Sumanarathana Thera would be the first visitor when a member of the village community passes away and practically he takes charge of the emergency protocols of the situation for the betterment of the grieving family. He would advise to make the funeral in a very low profile manner and advise the family to arrange it as soon as possible – if possible within 24 hours – to make it cost-effective and practical. He would be the person to inform the Grama Sevaka, Police, the PHI (during the pandemic) and even the parlour. It is no exaggeration to claim that he is the best and first social service leader in the village.

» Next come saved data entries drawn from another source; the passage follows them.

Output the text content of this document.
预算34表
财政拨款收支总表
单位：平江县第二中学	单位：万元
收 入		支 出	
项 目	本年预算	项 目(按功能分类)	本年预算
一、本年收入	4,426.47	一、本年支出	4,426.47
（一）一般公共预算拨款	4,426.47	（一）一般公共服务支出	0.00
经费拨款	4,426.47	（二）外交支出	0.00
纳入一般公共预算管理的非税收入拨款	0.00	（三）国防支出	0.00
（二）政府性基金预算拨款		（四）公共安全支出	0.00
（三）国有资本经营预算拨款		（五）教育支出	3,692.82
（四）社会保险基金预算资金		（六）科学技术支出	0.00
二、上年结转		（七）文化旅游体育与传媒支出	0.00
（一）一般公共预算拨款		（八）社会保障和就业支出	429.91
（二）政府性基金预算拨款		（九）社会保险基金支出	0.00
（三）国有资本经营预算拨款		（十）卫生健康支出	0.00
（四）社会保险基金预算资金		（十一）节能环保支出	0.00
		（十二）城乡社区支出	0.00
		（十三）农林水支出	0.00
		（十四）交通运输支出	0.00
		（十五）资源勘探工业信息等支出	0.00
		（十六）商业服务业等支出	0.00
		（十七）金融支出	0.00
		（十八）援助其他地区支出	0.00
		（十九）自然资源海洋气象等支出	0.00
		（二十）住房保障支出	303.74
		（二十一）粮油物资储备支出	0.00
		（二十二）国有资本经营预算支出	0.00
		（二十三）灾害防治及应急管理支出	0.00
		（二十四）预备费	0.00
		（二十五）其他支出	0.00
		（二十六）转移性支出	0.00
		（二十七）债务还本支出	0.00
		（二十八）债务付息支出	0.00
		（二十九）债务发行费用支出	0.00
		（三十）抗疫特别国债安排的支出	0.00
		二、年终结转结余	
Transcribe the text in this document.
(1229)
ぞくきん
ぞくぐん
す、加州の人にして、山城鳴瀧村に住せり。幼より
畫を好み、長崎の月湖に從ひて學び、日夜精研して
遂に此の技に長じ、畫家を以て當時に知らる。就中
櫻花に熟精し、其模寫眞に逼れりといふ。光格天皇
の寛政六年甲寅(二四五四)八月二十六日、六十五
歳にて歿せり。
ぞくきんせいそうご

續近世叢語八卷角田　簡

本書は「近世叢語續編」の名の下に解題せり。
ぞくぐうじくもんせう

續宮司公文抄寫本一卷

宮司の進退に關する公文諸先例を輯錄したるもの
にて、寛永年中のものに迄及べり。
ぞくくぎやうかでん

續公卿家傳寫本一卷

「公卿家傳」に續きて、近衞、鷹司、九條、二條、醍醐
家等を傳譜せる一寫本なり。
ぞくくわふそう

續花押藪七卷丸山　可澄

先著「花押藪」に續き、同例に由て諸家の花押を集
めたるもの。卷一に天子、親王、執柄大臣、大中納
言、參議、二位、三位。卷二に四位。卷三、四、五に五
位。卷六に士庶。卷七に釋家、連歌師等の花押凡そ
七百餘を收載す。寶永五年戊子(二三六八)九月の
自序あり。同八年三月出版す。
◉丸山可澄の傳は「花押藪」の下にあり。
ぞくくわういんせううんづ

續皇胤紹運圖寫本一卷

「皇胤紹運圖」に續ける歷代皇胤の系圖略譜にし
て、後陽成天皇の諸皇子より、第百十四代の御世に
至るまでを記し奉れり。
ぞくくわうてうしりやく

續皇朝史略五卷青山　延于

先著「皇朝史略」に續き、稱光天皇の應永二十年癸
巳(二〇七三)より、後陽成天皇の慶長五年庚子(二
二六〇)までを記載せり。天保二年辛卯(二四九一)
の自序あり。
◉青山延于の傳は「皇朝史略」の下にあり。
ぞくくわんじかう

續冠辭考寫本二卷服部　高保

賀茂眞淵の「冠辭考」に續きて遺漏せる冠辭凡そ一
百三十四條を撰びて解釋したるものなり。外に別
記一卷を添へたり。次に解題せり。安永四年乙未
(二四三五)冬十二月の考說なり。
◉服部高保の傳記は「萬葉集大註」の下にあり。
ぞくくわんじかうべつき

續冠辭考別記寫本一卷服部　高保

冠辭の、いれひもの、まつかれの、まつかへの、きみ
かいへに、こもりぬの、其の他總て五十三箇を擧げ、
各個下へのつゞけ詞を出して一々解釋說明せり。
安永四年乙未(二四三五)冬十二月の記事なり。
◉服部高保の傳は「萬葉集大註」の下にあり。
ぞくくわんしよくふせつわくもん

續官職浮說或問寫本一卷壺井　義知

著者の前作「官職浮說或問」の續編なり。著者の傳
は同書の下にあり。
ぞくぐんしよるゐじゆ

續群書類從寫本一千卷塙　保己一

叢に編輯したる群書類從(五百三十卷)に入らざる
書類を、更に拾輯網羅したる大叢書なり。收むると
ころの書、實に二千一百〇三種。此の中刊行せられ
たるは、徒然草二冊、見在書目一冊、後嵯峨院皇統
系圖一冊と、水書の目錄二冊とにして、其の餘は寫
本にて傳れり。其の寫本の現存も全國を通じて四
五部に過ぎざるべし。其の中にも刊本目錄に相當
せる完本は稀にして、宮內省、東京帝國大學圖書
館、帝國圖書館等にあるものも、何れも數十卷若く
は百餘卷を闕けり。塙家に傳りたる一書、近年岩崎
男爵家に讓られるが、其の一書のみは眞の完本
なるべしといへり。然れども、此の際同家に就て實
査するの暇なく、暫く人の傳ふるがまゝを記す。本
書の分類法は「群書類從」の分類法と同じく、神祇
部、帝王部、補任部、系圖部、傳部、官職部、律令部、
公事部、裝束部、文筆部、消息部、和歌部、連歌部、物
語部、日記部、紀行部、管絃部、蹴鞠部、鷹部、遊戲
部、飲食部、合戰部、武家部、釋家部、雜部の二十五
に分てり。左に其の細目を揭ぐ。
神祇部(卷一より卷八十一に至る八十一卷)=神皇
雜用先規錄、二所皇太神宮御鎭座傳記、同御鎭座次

If the family is not adhering to his advice and suggestions, then his help will also vary according to the rigid level of the family. 

Being one of the best Buddhist preachers in the country, he would not demand the villagers to use his services all the time. Sumanarathana Thera would encourage inviting guest preachers to the village and would not stop there. Sometimes, he himself is the first in the row of the audience to listen to the preaching. The doors of the Doowa Temple are always open to visiting Monks irrespective of Nikaya division. “We all belong to the Nikaya of The Buddha,” he would always say. 

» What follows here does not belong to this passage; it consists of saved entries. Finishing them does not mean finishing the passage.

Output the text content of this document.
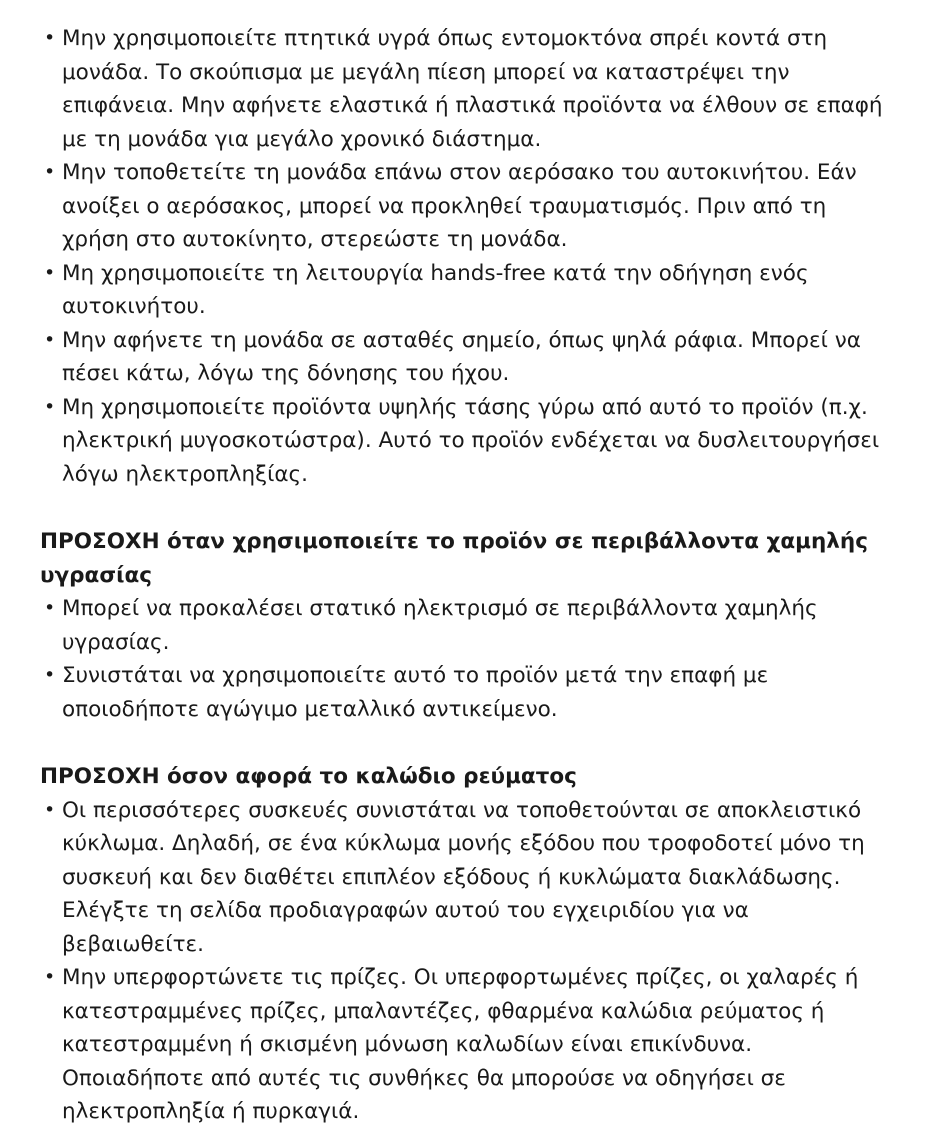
• Μην χρησιμοποιείτε πτητικά υγρά όπως εντομοκτόνα σπρέι κοντά στη μονάδα. Το σκούπισμα με μεγάλη πίεση μπορεί να καταστρέψει την επιφάνεια. Μην αφήνετε ελαστικά ή πλαστικά προϊόντα να έλθουν σε επαφή με τη μονάδα για μεγάλο χρονικό διάστημα.
• Μην τοποθετείτε τη μονάδα επάνω στον αερόσακο του αυτοκινήτου. Εάν ανοίξει ο αερόσακος, μπορεί να προκληθεί τραυματισμός. Πριν από τη χρήση στο αυτοκίνητο, στερεώστε τη μονάδα.
• Μη χρησιμοποιείτε τη λειτουργία hands-free κατά την οδήγηση ενός αυτοκινήτου.
• Μην αφήνετε τη μονάδα σε ασταθές σημείο, όπως ψηλά ράφια. Μπορεί να πέσει κάτω, λόγω της δόνησης του ήχου.
• Μη χρησιμοποιείτε προϊόντα υψηλής τάσης γύρω από αυτό το προϊόν (π.χ. ηλεκτρική μυγοσκοτώστρα). Αυτό το προϊόν ενδέχεται να δυσλειτουργήσει λόγω ηλεκτροπληξίας.
ΠΡΟΣΟΧΗ όταν χρησιμοποιείτε το προϊόν σε περιβάλλοντα χαμηλής υγρασίας
• Μπορεί να προκαλέσει στατικό ηλεκτρισμό σε περιβάλλοντα χαμηλής υγρασίας.
• Συνιστάται να χρησιμοποιείτε αυτό το προϊόν μετά την επαφή με οποιοδήποτε αγώγιμο μεταλλικό αντικείμενο.
ΠΡΟΣΟΧΗ όσον αφορά το καλώδιο ρεύματος
• Οι περισσότερες συσκευές συνιστάται να τοποθετούνται σε αποκλειστικό κύκλωμα. Δηλαδή, σε ένα κύκλωμα μονής εξόδου που τροφοδοτεί μόνο τη συσκευή και δεν διαθέτει επιπλέον εξόδους ή κυκλώματα διακλάδωσης. Ελέγξτε τη σελίδα προδιαγραφών αυτού του εγχειριδίου για να βεβαιωθείτε.
• Μην υπερφορτώνετε τις πρίζες. Οι υπερφορτωμένες πρίζες, οι χαλαρές ή κατεστραμμένες πρίζες, μπαλαντέζες, φθαρμένα καλώδια ρεύματος ή κατεστραμμένη ή σκισμένη μόνωση καλωδίων είναι επικίνδυνα. Οποιαδήποτε από αυτές τις συνθήκες θα μπορούσε να οδηγήσει σε ηλεκτροπληξία ή πυρκαγιά.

One of many things that I learnt from the Maha Thera was his strict commitment to time management. If one agrees to accompany him for an event at 7:00 p.m., the Maha Thera is ready to leave on time and he would not tolerate even a five-minute delay. Knowing his strict time discipline, we the custodians would make it a practice to be at the temple at least 10-15 minutes early. 

Starting his career as a schoolteacher in 1989, Sumanarathana Maha Thera climbed the ladder up to the highest position of his institution, but never utilised the salary for his own benefit. Those funds were diverted to the construction of the road network of the village, building houses for low-income families and community centres and supplying electricity for many areas of the village. Lastly, he dedicated his EPF and ETF funds for the construction of a two-storey MOH office complex building in Kahathuduwa, Homagama at a cost of Rs 22 million. And he has decided not to apply for the State Pension Scheme. 

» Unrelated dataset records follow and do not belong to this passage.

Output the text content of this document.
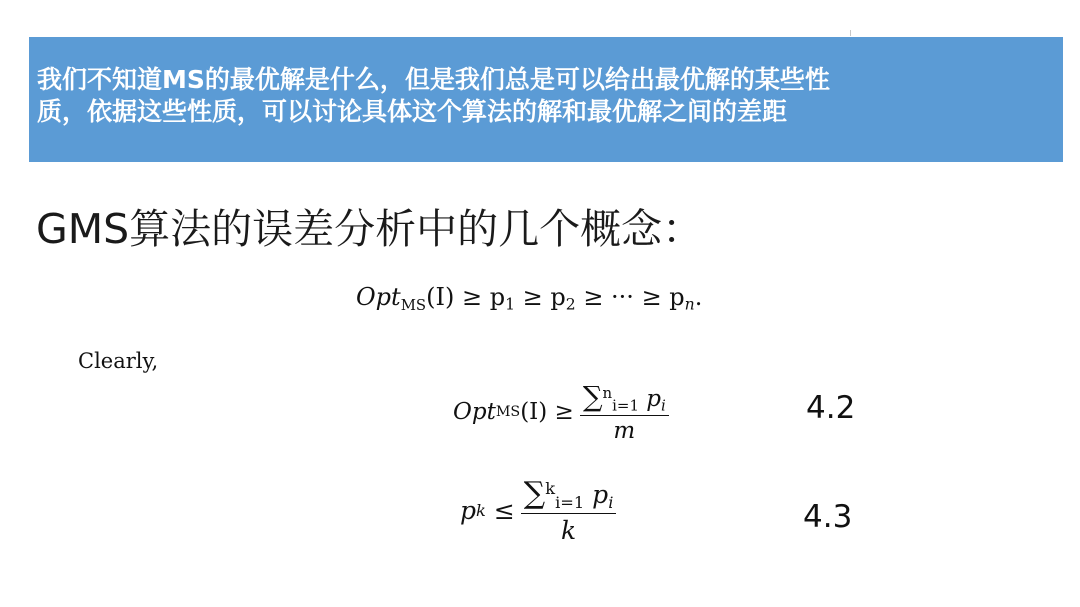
我们不知道MS的最优解是什么，但是我们总是可以给出最优解的某些性
质，依据这些性质，可以讨论具体这个算法的解和最优解之间的差距
GMS算法的误差分析中的几个概念：
Opt$_{MS}$(I) ≥ p1 ≥ p2 ≥ ··· ≥ pn.
Clearly,
Opt MS (I)
≥ $\frac{\sum^ni=1 pi}{m}$	4.2
p k
≤ $\frac{\sum^ki=1 pi}{k}$	4.3
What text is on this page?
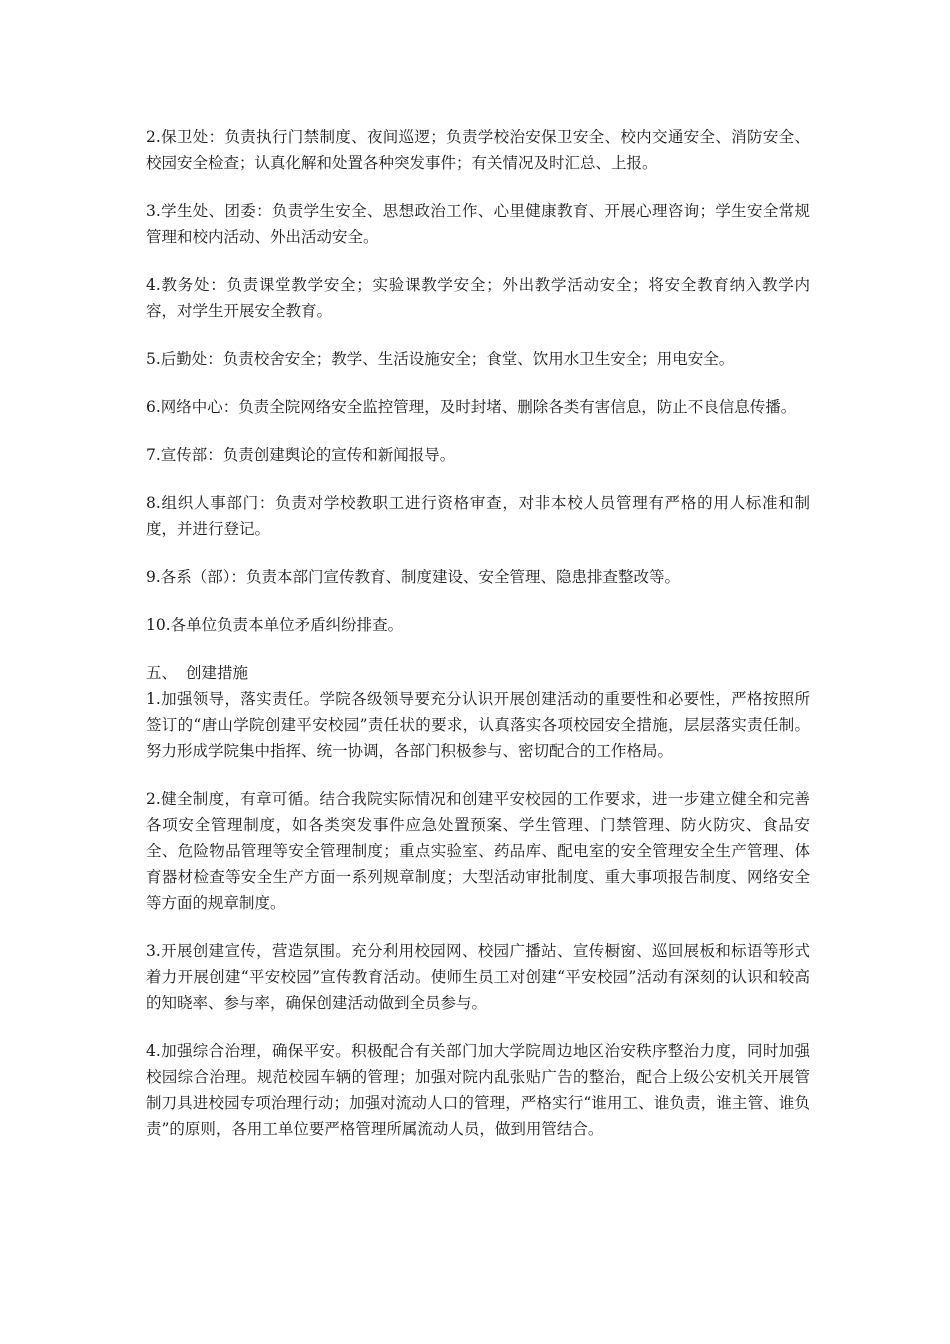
2.保卫处：负责执行门禁制度、夜间巡逻；负责学校治安保卫安全、校内交通安全、消防安全、校园安全检查；认真化解和处置各种突发事件；有关情况及时汇总、上报。

3.学生处、团委：负责学生安全、思想政治工作、心里健康教育、开展心理咨询；学生安全常规管理和校内活动、外出活动安全。

4.教务处：负责课堂教学安全；实验课教学安全；外出教学活动安全；将安全教育纳入教学内容，对学生开展安全教育。

5.后勤处：负责校舍安全；教学、生活设施安全；食堂、饮用水卫生安全；用电安全。

6.网络中心：负责全院网络安全监控管理，及时封堵、删除各类有害信息，防止不良信息传播。

7.宣传部：负责创建舆论的宣传和新闻报导。

8.组织人事部门：负责对学校教职工进行资格审查，对非本校人员管理有严格的用人标准和制度，并进行登记。

9.各系（部）：负责本部门宣传教育、制度建设、安全管理、隐患排查整改等。

10.各单位负责本单位矛盾纠纷排查。

五、 创建措施

1.加强领导，落实责任。学院各级领导要充分认识开展创建活动的重要性和必要性，严格按照所签订的“唐山学院创建平安校园”责任状的要求，认真落实各项校园安全措施，层层落实责任制。努力形成学院集中指挥、统一协调，各部门积极参与、密切配合的工作格局。

2.健全制度，有章可循。结合我院实际情况和创建平安校园的工作要求，进一步建立健全和完善各项安全管理制度，如各类突发事件应急处置预案、学生管理、门禁管理、防火防灾、食品安全、危险物品管理等安全管理制度；重点实验室、药品库、配电室的安全管理安全生产管理、体育器材检查等安全生产方面一系列规章制度；大型活动审批制度、重大事项报告制度、网络安全等方面的规章制度。

3.开展创建宣传，营造氛围。充分利用校园网、校园广播站、宣传橱窗、巡回展板和标语等形式着力开展创建“平安校园”宣传教育活动。使师生员工对创建“平安校园”活动有深刻的认识和较高的知晓率、参与率，确保创建活动做到全员参与。

4.加强综合治理，确保平安。积极配合有关部门加大学院周边地区治安秩序整治力度，同时加强校园综合治理。规范校园车辆的管理；加强对院内乱张贴广告的整治，配合上级公安机关开展管制刀具进校园专项治理行动；加强对流动人口的管理，严格实行“谁用工、谁负责，谁主管、谁负责”的原则，各用工单位要严格管理所属流动人员，做到用管结合。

Even the temple is a classic case study on cleanliness, well management and disciplinary order. 

In my 35-year close friendship with the Maha Thera, we have had many arguments and differences of ideas, but all of those engagements enriched our intellectual discourse and deep understanding. He is a person with deep academic knowledge, high discipline and commitment to the enrichment of Buddhism and, in no uncertain terms, Sumanarathana Maha Thera is a truly exemplary character to the contemporary Buddhist Monks of Sri Lanka.